From Garner's Usage Tip of the Day:
As an introductory phrase, "more important," has historically been considered an elliptical form of "What is more important," and hence the "-ly" form is sometimes thought to be the less desirable. Yet three points militate against this position.
First, if we may begin a sentence "Importantly, the production appeared first off Broadway . . . ," we ought to be able to begin it, "More importantly, . . . ."
Second, the ellipsis does not work with analogous phrases, such as "more notable" and "more interesting." Both of those phrases require an "-ly" adverb -- e.g.: "More interestingly, he earns lots of money." David Beckham, "Why Are They Famous?" Independent, 31 Aug. 1997.

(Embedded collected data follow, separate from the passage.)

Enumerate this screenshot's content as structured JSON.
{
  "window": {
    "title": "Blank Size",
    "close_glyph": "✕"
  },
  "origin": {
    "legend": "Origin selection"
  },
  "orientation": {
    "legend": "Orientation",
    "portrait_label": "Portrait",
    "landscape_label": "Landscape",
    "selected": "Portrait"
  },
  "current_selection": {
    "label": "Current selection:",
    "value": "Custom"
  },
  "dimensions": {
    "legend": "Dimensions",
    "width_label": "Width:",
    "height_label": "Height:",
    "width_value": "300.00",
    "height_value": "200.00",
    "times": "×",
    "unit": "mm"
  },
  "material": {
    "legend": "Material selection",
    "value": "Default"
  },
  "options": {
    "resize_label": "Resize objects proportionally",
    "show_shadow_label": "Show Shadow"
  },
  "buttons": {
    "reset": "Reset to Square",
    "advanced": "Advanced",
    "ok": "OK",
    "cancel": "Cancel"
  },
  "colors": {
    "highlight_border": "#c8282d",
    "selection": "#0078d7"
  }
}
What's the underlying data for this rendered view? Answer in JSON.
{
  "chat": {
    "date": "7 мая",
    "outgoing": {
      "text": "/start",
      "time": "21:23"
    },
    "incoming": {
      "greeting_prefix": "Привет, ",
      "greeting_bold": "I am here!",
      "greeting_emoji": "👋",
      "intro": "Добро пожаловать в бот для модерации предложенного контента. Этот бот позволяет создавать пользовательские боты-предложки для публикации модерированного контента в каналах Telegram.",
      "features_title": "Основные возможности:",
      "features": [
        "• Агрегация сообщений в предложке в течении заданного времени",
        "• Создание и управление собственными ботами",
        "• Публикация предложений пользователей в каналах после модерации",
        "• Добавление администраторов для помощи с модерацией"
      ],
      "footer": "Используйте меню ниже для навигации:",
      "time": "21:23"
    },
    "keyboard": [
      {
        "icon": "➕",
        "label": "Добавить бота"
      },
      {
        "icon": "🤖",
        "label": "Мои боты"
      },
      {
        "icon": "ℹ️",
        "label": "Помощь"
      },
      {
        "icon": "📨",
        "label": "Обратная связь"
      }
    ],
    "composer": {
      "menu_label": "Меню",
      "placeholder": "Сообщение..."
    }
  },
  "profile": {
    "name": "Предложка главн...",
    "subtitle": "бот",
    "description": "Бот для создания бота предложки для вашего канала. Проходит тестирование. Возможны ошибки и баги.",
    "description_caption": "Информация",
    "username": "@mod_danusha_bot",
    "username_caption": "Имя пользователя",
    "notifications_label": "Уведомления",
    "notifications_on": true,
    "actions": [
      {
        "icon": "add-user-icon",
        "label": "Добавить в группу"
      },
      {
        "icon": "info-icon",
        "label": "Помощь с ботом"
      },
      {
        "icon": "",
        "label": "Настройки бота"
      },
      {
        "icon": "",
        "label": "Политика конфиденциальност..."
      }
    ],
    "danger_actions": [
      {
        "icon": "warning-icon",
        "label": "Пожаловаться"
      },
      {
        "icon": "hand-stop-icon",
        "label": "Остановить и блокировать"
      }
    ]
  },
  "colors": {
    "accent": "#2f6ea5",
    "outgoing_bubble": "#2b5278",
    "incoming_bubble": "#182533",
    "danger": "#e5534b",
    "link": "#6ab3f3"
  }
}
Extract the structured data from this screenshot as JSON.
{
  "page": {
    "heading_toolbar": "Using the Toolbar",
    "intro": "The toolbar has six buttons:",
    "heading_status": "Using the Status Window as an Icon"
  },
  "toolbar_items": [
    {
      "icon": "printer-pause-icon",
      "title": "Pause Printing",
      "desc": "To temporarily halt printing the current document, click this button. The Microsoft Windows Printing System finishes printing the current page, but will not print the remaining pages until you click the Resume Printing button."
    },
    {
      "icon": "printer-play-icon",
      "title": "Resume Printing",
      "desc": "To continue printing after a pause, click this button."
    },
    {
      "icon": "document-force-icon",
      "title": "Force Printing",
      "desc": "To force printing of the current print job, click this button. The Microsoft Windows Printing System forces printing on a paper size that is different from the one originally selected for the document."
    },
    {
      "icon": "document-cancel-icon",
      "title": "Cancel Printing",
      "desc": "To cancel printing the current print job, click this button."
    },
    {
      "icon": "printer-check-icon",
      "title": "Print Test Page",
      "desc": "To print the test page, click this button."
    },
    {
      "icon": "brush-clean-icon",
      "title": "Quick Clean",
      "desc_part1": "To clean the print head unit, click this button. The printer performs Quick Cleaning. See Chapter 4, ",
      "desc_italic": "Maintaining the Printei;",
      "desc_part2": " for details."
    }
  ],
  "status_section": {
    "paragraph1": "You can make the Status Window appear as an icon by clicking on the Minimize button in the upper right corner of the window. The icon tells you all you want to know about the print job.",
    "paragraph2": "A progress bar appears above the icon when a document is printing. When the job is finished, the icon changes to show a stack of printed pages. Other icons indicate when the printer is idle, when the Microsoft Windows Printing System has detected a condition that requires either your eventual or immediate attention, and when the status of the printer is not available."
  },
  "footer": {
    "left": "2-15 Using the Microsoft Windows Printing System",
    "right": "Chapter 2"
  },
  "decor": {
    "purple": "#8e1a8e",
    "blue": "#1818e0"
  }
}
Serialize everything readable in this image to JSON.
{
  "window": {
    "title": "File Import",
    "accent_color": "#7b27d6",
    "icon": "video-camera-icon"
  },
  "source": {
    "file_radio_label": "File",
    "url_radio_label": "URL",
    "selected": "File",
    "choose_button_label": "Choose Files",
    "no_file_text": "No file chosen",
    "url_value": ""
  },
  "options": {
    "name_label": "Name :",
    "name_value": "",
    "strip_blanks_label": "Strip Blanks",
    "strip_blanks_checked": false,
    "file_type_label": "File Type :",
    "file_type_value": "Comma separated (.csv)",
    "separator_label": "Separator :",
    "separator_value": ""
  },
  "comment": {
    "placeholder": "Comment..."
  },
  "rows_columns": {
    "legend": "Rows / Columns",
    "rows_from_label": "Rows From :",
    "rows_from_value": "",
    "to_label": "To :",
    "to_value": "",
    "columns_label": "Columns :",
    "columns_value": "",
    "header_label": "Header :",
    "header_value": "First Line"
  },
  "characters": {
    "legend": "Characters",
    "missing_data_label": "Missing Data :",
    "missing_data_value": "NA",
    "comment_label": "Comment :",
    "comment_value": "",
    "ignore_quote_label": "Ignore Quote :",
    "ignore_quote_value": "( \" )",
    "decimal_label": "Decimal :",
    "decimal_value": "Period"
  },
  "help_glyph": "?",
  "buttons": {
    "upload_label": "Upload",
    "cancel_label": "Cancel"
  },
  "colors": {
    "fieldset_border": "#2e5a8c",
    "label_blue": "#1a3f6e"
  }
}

And third, if the position is changed from the beginning of the sentence in any significant way, the usual ellipsis becomes unidiomatic and "-ly" is quite acceptable -- e.g.: "Shrage believes that the strategy should not be to reverse the intermarriage rate, as some activists argue, but to make sure that intermarried couples embrace Judaism and, more importantly, commit to raising their children as Jews." Diego Ribadeneira, "Jewish Community Flourishing, New Report Says," St. Louis Post-Dispatch, 6 Sept. 1997.
The criticism of "more importantly" and "most importantly" has always been rather muted and obscure, and today it has dwindled to something less than muted and obscure. So writers needn't fear any criticism for using the "-ly" forms; if they encounter any, it's easily dismissed as picayunish pedantry.